To identify nodes associated with transmission lineages in Ecuador, we used a discrete phylogeographic model consisting of a two-state discrete trait analysis (DTA) (40) implemented in BEAST v1.10.4 (34). Tips were assigned to one of two possible states (Ecuador vs non-Ecuador) and reconstruction of ancestral node states was undertaken using an asymmetric substitution model (40). The estimation of the source location for all nodes was performed on an empirical distribution of 500 time-calibrated trees obtained in the previous step. The expected number of DTA transitions between international locations and Ecuador were estimated using a robust counting approach (41). Two independent MCMC chains of 5 million steps each were combined for this analysis, after discarding the first 500000 steps of each run as burn-in. A Maximum Clade Credibility (MCC) tree was generated from the DTA posterior tree distribution by sampling 1000 trees from the combined MCMC runs in TreeAnnotator v.1.10. Each internal node was assigned a posterior probability for its inferred location, and these were used to evaluate uncertainty regarding the assignment of potential transmission lineages in Ecuador.

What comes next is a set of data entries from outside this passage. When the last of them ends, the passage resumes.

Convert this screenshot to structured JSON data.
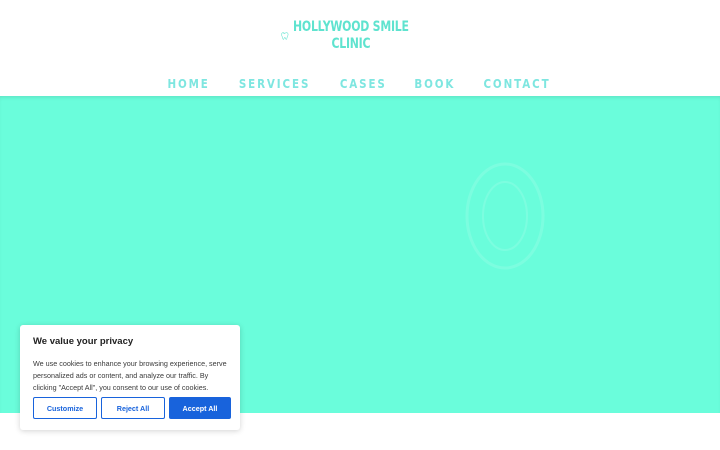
{
  "brand": {
    "line1": "HOLLYWOOD SMILE",
    "line2": "CLINIC",
    "logo_icon": "tooth-icon",
    "color": "#5fe3cf"
  },
  "nav": {
    "items": [
      {
        "label": "HOME"
      },
      {
        "label": "SERVICES"
      },
      {
        "label": "CASES"
      },
      {
        "label": "BOOK"
      },
      {
        "label": "CONTACT"
      }
    ],
    "color": "#7ee6e0"
  },
  "hero": {
    "background": "#6afddb"
  },
  "cookie_banner": {
    "title": "We value your privacy",
    "text": "We use cookies to enhance your browsing experience, serve personalized ads or content, and analyze our traffic. By clicking \"Accept All\", you consent to our use of cookies.",
    "customize_label": "Customize",
    "reject_label": "Reject All",
    "accept_label": "Accept All",
    "accent": "#1863dc"
  }
}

Transmission lineages and transmission lineage groups
All phylogenetic clusters of sequences from Ecuador were inspected visually on the MCC tree to assign individual transmission lineages. The nomenclature of these country-specific transmission lineages followed a one-letter code in alphabetical order, defined by the earliest sample collection date in each transmission lineage. General features of each transmission lineage were summarised, such as the earliest and latest sample in each lineage, the number of provinces in which the transmission lineage had been identified and the number of sequences belonging to said lineage (used as a proxy of transmission lineage size). The consistency with which sequences were grouped into these transmission lineages was evaluated by visually inspecting the ML trees for the randomly-subsampled data sets and comparing the clusters of Ecuadorian sequences to those from the DTA analysis.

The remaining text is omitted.